Some background then. Pulse revealed back in September that the Department of Health in England would refuse to take submissions from the DDRB this year and next, in what was widely assumed would presage even tougher pay deals than had been expected.

But Scotland, Wales and Northern Ireland all at the time reserved their right to listen to what the DDRB had to say and to give the BMA a forum to argue that a pay freeze should at the very least take into account soaring practice expenses.

We chased them last week, to check where they were with that decision, and a press officer from the Scottish Government told Pulse ‘all parties will be making submissions as normal this year' on GP pay.

A statement from the Welsh Assembly similarly confirmed that the DDRB would be making recommendations, and so we had our scoop. GPs really were facing the possibility of a variety of different pay deals, depending on where in the UK they lived (Northern Ireland, incidentally, told us it would not take a DDRB submission).

It all began to unravel only on Monday, when we approached the Office of Manpower Economics, which runs the DDRB, for its reaction, and were unexpectedly told it had still not heard from Scotland and Wales.

We're a pretty diligent bunch here in Pulse Towers, and we did think it was a bit peculiar that the Scottish and Welsh governments would tell us their intentions on GP pay but not the body that normally recommends upon it, so we made some follow-up calls to double-check.

And so it was that after, in the case of the Scottish Government, a delay of five hours, we were told to our horror that both governments were now denying any decision had been made.

All of which leaves the whole GP pay review process looking a bit of a mess. If Scotland and Wales aren't going to listen to the DDRB after all, then what's stopping them going ahead and admitting it, like the DH did two months ago?

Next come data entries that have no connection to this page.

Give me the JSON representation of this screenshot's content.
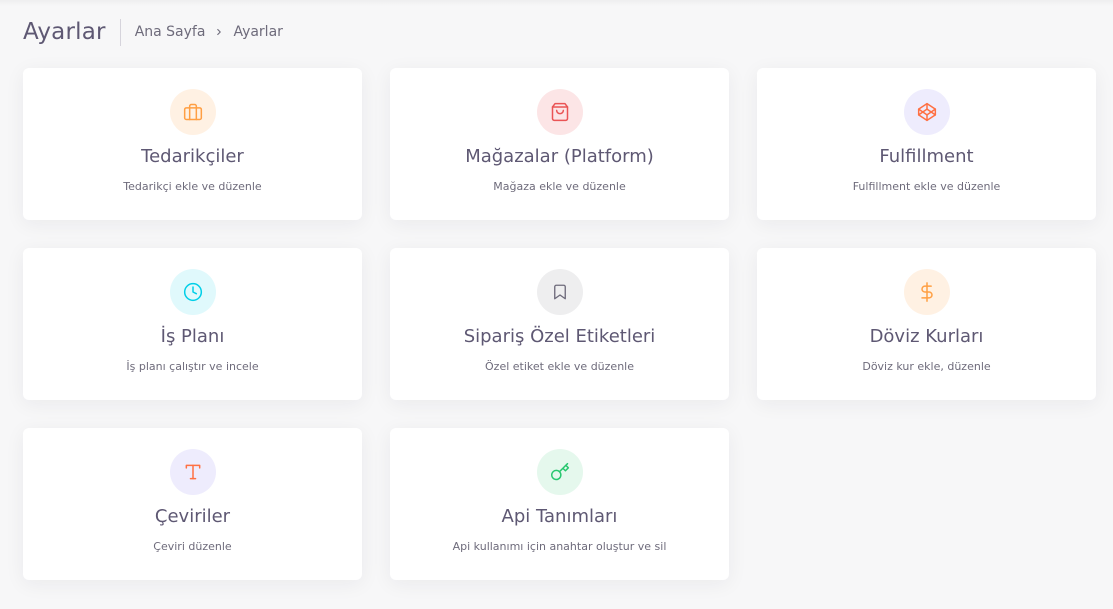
{
  "header": {
    "title": "Ayarlar",
    "breadcrumb": {
      "home": "Ana Sayfa",
      "current": "Ayarlar"
    }
  },
  "cards": [
    {
      "title": "Tedarikçiler",
      "description": "Tedarikçi ekle ve düzenle",
      "icon": "briefcase-icon",
      "color": "#ff9f43",
      "bg": "#fff1e3"
    },
    {
      "title": "Mağazalar (Platform)",
      "description": "Mağaza ekle ve düzenle",
      "icon": "shopping-bag-icon",
      "color": "#ea5455",
      "bg": "#fce5e6"
    },
    {
      "title": "Fulfillment",
      "description": "Fulfillment ekle ve düzenle",
      "icon": "codepen-icon",
      "color": "#ff7043",
      "bg": "#eeecfd"
    },
    {
      "title": "İş Planı",
      "description": "İş planı çalıştır ve incele",
      "icon": "clock-icon",
      "color": "#00cfe8",
      "bg": "#e0f9fc"
    },
    {
      "title": "Sipariş Özel Etiketleri",
      "description": "Özel etiket ekle ve düzenle",
      "icon": "bookmark-icon",
      "color": "#6e6b7b",
      "bg": "#eeeeef"
    },
    {
      "title": "Döviz Kurları",
      "description": "Döviz kur ekle, düzenle",
      "icon": "dollar-sign-icon",
      "color": "#ff9f43",
      "bg": "#fff1e3"
    },
    {
      "title": "Çeviriler",
      "description": "Çeviri düzenle",
      "icon": "type-icon",
      "color": "#ff7043",
      "bg": "#eeecfd"
    },
    {
      "title": "Api Tanımları",
      "description": "Api kullanımı için anahtar oluştur ve sil",
      "icon": "key-icon",
      "color": "#28c76f",
      "bg": "#e5f8ed"
    }
  ]
}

On the other hand, if they are planning to give GPs a voice, then why the cloak and dagger denials all of a sudden? Could it be that the DH in England is less than enamoured at the thought of being the bad guys here, and has put the thumb-screws on?

Scottish and Welsh GPs ought to be asking those questions of their governments now.

Pulse's prediction for the future of GP pay is indelibly recorded in the editorial of this week's print issue. Just imagine the implications for the UK-wide contract if it proves to be right.